In the figure, if PA and PB are tangents to the circle with centre O such that ∠APB = 50°, then ∠AOB is equal to ______
Options
25°
30°
40°
50°
Solution
In the figure, if PA and PB are tangents to the circle with centre O such that ∠APB = 50°, then ∠AOB is equal to 25°.
Explanation:
Given: A circle with center O and PA and PB are tangents to circle from a common external point P to point A and B respectively and ∠APB = 50°
To find: ∠OAB
OA ⏊ AP and OB ⏊ PB .......[As tangent to at any point on the circle is perpendicular to the radius through point of contact]
∠OBP = ∠OAP = 90° ......[1]
In Quadrilateral AOBP ......[By angle sum property of quadrilateral]

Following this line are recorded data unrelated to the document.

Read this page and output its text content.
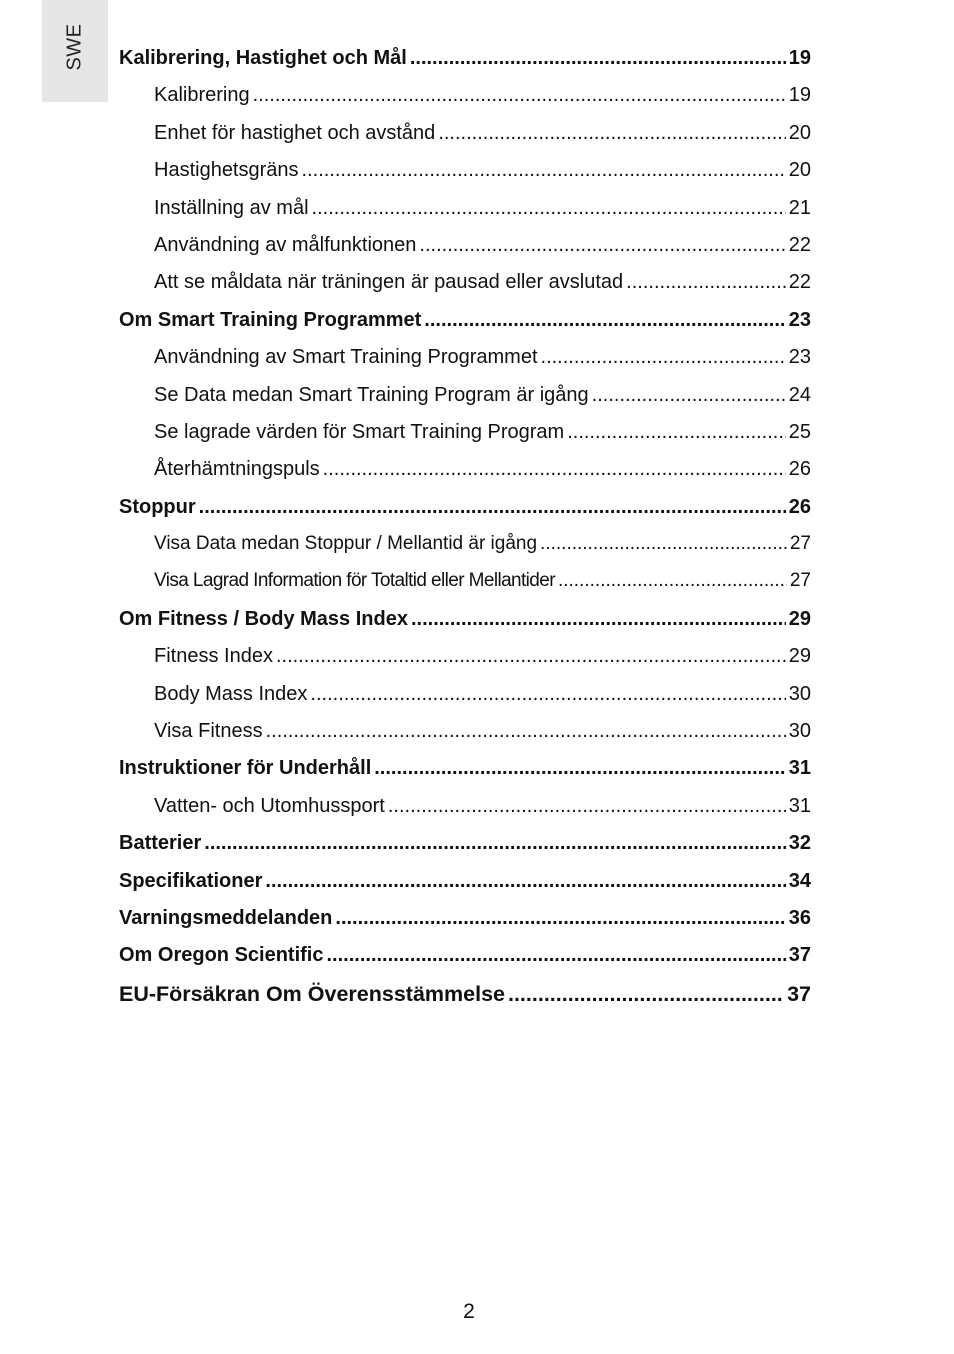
SWE Kalibrering, Hastighet och Mål .....	19
Kalibrering .....	19
Enhet för hastighet och avstånd .....	20
Hastighetsgräns .....	20
Inställning av mål .....	21
Användning av målfunktionen .....	22
Att se måldata när träningen är pausad eller avslutad .....	22
Om Smart Training Programmet .....	23
Användning av Smart Training Programmet .....	23
Se Data medan Smart Training Program är igång .....	24
Se lagrade värden för Smart Training Program .....	25
Återhämtningspuls .....	26
Stoppur .....	26
Visa Data medan Stoppur / Mellantid är igång .....	27
Visa Lagrad Information för Totaltid eller Mellantider .....	27
Om Fitness / Body Mass Index .....	29
Fitness Index .....	29
Body Mass Index .....	30
Visa Fitness .....	30
Instruktioner för Underhåll .....	31
Vatten- och Utomhussport .....	31
Batterier .....	32
Specifikationer .....	34
Varningsmeddelanden .....	36
Om Oregon Scientific .....	37
EU-Försäkran Om Överensstämmelse .....	37
2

∠OBP + ∠OAP + ∠AOB + ∠APB = 360°
90° + 90° + ∠AOB + 50° = 360°
∠AOB = 130° .......[2]
Now in ΔOAB
OA = OB .......[Radii of same circle]
∠OBA = ∠OAB .......[3]
Also, By angle sum property of triangle
∠OBA + ∠OAB + ∠AOB = 180°
∠OAB + ∠OAB + 130° = 180° ......[Using 2 and 3]
2∠OAB = 50°
∠OAB = 25°